ASELSAN’dan Antarktika ekibine telsiz desteği
ASELSAN Yönetim Kurulu Başkanı ve Genel Müdürü Haluk Görgün de Türkiye adına TÜBİTAK önderliğinde Antarktika’da yapılan çalışmaları büyük bir heyecan, merak ve gururla takip ettiklerini söyledi.
ASELSAN olarak Antarktika’ya test ve kullanım amaçlı Telsiz ve Modüler Mobil Tekrarlayıcı Telsiz sistemleri gönderdiklerini belirten Görgün, yerli ve milli imkanlarla geliştirilen, en zorlu koşullarda test edilen haberleşme ürünlerinin, çok zorlu bir sahada bilim insanlarının güvenilir destekçisi olacağını kaydetti. Antarktika’ya 15 adet gönderdikleri tasarım ödüllü 3700 el telsizlerinin ASELSAN’ın kendi sınıfında en başarılı haberleşme ürünlerinden olduğuna dikkati çeken Görgün, “Telsizlerimiz dünyadaki birçok zorlu ortamda gösterdiği başarısına bir yenisini katarak kutupların zorlu ortamında da ekiplerimizin can yoldaşı olacak.” dedi.
Görgün, sistemlerin kesintisiz çalışabilmesi için yüksek verimli güneş panelleriyle enerji üreten, kurulumu iki kişi tarafından yapılabilen “Taşınabilir Hibrit Güç Destek Birimi”nin de bilim insanlarına elektrik altyapısının olmadığı Antarktika’da enerji desteği vereceğini sözlerine ekledi.
HAVELSAN GNSS alıcısını tanıttı
HAVELSAN Genel Müdürü Mehmet Akif Nacar da TÜBİTAK MAM KARE yetkilileriyle, TEKNOFEST 2021’de ilk görüşmeleri yaptıklarını hatırlatarak, 4 ay gibi kısa bir sürede HAVELSAN GNSS alıcısını geliştirdiklerinin ve bunun ilk kez Antarktika’daki milli kutup seferinde kullanılacağının altını çizdi.
HAVELSAN GNSS alıcısının, GPS, Galileo, Beidu, Glonass, QZSS gibi birçok farklı ülkenin uydularını kullanarak konum hesaplama yaptığını ve küresel kapsama alanı sağladığını belirten Nacar, “HAVELSAN GNSS alıcısı, gerçek zamanlı konum, hız ve zaman bilgisi ile kesintisiz çalışma performansı sunuyor.” ifadesini kullandı.

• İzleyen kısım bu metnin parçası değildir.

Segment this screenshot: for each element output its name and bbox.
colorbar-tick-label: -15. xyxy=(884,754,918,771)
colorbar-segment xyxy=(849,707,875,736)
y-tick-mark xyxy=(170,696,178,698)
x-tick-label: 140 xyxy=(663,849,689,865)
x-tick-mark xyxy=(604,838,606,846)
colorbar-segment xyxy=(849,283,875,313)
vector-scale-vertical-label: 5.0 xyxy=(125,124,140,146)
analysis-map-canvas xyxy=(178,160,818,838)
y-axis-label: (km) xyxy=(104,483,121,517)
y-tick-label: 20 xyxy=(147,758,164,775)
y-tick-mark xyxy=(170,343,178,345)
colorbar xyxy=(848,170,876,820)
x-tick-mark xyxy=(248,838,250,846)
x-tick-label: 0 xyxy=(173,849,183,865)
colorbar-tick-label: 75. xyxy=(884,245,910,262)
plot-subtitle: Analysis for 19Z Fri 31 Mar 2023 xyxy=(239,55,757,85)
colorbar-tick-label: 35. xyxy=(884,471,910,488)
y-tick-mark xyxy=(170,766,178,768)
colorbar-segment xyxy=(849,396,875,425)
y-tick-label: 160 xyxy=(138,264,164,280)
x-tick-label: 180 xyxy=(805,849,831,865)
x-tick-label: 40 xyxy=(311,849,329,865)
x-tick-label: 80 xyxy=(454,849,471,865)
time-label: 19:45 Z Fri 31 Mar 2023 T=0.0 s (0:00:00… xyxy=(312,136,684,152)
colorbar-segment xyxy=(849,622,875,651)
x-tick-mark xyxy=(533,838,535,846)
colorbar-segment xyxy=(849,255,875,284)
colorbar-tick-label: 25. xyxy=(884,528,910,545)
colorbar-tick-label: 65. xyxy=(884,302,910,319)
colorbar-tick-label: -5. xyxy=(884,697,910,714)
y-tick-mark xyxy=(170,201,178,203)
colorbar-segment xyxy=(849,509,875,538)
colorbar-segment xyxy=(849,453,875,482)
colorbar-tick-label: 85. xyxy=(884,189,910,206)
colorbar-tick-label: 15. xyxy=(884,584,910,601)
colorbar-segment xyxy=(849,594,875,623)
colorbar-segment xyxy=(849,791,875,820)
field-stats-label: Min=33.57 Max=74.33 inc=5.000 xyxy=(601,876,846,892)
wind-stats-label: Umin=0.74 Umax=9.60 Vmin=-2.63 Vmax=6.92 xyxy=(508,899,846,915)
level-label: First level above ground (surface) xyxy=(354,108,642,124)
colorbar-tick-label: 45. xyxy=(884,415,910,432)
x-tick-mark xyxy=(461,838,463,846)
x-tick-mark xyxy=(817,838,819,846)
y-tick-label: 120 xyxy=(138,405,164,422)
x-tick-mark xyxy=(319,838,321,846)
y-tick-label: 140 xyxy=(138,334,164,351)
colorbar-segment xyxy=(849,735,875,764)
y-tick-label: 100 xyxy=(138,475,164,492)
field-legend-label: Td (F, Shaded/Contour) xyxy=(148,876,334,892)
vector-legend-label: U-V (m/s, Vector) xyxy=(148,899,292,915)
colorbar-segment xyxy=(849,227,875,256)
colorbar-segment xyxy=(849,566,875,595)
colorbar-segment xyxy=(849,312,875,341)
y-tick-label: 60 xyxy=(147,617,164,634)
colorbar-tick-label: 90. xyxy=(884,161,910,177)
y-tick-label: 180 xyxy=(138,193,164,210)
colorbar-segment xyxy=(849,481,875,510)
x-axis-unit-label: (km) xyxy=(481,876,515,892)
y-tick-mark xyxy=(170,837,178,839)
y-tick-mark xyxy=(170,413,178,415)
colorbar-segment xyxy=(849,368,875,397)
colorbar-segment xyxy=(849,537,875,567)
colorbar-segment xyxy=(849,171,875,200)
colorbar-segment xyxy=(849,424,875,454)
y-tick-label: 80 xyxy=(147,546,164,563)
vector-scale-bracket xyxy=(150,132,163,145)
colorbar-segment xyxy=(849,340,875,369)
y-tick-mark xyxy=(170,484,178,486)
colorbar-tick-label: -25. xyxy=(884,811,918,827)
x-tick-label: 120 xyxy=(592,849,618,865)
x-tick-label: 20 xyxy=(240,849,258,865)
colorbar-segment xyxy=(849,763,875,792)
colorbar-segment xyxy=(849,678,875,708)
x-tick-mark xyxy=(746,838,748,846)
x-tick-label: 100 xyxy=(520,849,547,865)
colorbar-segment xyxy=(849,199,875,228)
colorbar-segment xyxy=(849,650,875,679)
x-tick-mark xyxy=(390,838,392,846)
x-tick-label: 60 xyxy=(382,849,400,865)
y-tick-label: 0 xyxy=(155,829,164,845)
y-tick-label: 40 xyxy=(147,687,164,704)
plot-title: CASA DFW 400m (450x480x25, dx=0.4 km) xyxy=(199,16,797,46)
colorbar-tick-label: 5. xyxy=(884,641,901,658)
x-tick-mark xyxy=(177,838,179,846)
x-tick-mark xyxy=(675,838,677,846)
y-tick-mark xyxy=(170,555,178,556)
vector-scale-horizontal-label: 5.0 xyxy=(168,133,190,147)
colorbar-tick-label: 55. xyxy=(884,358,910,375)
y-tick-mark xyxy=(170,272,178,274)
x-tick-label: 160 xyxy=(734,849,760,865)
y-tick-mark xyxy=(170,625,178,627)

Ürünleri sefer ekibine Bakan Varank teslim etti
Konuşmaların ardından ürünleri sefer koordinatörü Prof. Dr. Burcu Özsoy’a teslim eden Bakan Varank, “Bu teknolojileri geliştiriyor olmak ve alanda deneyebilmek kurumlarımıza büyük bir avantaj sağlıyor. Bugün denenmiş ürünleri pazara çıkardığınızda nasıl fark olduğunu biliyorsunuz. Firmalarımızın ürünlerini test etmesini çok önemsiyorum. En zor testlerden birini Antarktika’da ASELSAN, HAVELSAN ve SAGE gerçekleştirecek. İnşallah kalıcı üssü kurabilirsek orada gider beraber test ederiz.” ifadelerini kullandı.